Au nombre des stratégies d’édification de la nation acceptables du point de vue du nationalisme libéral, on compte le contrôle de l’immigration. Il ne s’agit pas ici d’autoriser les États-nations à fermer hermétiquement leurs frontières mais plutôt de restreindre les mouvements de population vers l’intérieur de leur territoire au lieu d’ouvrir toutes grandes ces frontières[30]. L’idée, ici, c’est qu’il est légitime de réguler l’immigration en vue de protéger et de préserver une certaine identité nationale qui, elle, est nécessaire pour le maintien et la protection des institutions politiques et publiques importantes pour la démocratie. Ce n’est pas que les étrangers ne puissent pas en principe être intégrés au sein de la culture nationale mais plutôt que l’intégration des étrangers dans une culture sociétale commune caractérisée par une langue commune et des institutions publiques partagées est un long processus. Une immigration sans aucune restriction risquerait de submerger à un moment donné la culture commune. Le contrôle de l’immigration donne ainsi à un État libéral le temps de soutenir et de protéger l’unité nationale si importante pour ancrer ses institutions démocratiques.
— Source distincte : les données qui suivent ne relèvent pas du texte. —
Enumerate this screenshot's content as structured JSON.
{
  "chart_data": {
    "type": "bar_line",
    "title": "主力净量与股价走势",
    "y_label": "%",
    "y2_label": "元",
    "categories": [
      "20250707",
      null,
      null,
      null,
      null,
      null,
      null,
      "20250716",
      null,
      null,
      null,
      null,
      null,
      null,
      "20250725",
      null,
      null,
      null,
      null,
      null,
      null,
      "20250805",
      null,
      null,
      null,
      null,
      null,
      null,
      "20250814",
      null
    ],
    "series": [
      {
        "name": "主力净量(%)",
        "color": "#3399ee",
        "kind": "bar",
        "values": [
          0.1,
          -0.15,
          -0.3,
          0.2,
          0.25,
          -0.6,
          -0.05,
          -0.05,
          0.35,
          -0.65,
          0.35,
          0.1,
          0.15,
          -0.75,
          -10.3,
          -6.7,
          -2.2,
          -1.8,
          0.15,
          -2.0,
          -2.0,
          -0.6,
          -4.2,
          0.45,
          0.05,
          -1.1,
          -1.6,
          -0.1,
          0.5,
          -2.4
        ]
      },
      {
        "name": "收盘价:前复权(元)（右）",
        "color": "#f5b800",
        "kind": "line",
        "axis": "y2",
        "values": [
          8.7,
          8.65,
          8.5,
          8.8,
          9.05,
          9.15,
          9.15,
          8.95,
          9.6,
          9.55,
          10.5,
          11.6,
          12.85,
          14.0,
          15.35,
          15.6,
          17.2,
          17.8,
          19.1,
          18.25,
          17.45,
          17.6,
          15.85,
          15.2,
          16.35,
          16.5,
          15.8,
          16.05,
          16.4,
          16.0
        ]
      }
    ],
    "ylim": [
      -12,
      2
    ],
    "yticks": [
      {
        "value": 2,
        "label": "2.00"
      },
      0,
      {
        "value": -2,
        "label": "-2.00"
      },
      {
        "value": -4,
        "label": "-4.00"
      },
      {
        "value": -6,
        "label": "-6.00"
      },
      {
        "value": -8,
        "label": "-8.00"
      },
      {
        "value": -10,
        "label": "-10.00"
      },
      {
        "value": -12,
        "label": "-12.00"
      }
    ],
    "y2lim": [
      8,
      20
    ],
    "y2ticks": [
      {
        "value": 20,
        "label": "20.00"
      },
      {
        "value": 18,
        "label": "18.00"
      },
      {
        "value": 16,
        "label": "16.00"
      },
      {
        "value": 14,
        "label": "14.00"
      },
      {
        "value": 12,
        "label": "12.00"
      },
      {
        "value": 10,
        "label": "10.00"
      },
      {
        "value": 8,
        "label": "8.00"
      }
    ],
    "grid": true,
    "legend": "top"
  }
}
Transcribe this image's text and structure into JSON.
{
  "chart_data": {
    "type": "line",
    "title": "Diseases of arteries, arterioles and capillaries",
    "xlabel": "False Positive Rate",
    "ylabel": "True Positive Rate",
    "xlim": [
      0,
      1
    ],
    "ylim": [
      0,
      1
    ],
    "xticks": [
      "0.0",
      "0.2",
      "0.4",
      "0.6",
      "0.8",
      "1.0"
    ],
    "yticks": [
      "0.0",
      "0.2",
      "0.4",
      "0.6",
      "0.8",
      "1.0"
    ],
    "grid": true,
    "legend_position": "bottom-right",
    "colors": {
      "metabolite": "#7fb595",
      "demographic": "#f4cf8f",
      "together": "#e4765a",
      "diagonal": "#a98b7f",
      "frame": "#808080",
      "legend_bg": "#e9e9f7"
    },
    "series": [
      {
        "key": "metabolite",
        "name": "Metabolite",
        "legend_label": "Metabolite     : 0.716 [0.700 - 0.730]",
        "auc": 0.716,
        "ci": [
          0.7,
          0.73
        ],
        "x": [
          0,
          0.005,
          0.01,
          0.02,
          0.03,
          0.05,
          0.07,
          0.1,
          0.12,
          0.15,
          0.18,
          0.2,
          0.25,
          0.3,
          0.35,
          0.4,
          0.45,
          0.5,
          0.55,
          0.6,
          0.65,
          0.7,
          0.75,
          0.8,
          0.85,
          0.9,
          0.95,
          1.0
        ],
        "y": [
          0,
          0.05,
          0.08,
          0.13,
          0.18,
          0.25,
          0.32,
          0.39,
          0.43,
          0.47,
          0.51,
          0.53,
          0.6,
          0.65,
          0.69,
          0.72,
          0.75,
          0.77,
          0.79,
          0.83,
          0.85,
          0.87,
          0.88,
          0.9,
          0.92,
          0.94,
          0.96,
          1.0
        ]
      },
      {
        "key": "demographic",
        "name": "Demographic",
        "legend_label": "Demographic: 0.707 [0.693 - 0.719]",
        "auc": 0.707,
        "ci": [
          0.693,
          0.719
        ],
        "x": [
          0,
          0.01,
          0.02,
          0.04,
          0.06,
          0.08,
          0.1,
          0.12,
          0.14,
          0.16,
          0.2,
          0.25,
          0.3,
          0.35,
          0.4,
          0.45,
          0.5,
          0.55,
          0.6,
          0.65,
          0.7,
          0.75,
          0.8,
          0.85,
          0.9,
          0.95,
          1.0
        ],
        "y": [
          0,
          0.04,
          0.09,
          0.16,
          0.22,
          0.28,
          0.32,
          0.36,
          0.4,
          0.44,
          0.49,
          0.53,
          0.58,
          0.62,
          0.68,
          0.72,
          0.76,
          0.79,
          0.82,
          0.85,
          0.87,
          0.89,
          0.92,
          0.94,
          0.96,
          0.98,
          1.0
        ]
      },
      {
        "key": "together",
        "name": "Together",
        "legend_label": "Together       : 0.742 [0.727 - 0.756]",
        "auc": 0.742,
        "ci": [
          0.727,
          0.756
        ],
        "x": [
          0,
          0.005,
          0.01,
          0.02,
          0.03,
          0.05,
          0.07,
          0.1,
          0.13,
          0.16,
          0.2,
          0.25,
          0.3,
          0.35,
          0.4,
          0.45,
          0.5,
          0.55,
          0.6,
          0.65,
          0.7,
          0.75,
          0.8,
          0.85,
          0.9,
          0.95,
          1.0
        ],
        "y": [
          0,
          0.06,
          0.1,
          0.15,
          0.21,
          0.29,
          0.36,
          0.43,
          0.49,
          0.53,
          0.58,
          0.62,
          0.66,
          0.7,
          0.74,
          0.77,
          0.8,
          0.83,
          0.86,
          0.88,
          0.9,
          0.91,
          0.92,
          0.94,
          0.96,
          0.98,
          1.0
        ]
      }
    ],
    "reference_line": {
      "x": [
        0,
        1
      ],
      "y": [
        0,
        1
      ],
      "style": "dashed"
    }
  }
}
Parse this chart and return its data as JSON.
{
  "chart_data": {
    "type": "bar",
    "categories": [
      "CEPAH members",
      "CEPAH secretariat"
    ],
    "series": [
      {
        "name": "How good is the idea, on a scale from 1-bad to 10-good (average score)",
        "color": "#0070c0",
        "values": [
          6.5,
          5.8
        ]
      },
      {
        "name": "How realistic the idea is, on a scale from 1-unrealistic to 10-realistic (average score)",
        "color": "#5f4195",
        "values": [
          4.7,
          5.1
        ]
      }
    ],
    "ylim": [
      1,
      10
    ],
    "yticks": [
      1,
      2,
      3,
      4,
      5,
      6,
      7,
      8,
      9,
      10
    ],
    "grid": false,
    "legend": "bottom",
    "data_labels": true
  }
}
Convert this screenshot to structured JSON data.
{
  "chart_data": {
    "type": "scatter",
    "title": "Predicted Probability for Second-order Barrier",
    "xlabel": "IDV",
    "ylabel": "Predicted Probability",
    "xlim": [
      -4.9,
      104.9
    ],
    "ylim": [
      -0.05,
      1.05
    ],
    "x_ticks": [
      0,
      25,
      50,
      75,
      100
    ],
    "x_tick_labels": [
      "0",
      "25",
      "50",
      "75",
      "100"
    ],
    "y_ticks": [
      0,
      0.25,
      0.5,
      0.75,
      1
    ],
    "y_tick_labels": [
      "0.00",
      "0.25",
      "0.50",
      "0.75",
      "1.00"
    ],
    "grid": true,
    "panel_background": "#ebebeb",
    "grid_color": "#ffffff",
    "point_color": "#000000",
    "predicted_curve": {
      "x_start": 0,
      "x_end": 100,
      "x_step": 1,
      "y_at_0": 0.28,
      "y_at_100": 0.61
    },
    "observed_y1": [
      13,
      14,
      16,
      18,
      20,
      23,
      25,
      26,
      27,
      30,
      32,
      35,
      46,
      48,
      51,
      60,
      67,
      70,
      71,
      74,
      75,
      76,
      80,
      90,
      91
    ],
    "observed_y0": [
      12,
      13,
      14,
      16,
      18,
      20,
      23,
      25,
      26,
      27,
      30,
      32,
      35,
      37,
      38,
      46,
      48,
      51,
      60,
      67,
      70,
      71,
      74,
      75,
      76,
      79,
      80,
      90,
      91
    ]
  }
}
Du point de vue du nationalisme libéral, le contrôle de l’immigration en lui-même n’est ni libéral ni anti-libéral, juste ou injuste. La question de savoir si une politique d’immigration est consistante ou inconsistante avec la justice libérale dépend des critères utilisés pour sélectionner les immigrants, et des raisons qui motivent la restriction. Des politiques d’immigration fondées sur la sélection raciale et visant à maintenir l’identité raciale de la nation seraient clairement anti-libérales. En revanche, des politiques visant à maintenir une identité non raciale, où la sélection s’effectue sur la base de critères tels la connaissance de la langue nationale, les qualifications professionnelles, les liens familiaux ou la familiarité avec une culture démocratique ne sont pas nécessairement inconsistants avec la justice libérale. Bref, les motifs pour réguler l’immigration et les façons de le faire peuvent être plus ou moins libéraux, et une conception libérale du nationalisme tendra évidemment à satisfaire au mieux les exigences de la justice libérale.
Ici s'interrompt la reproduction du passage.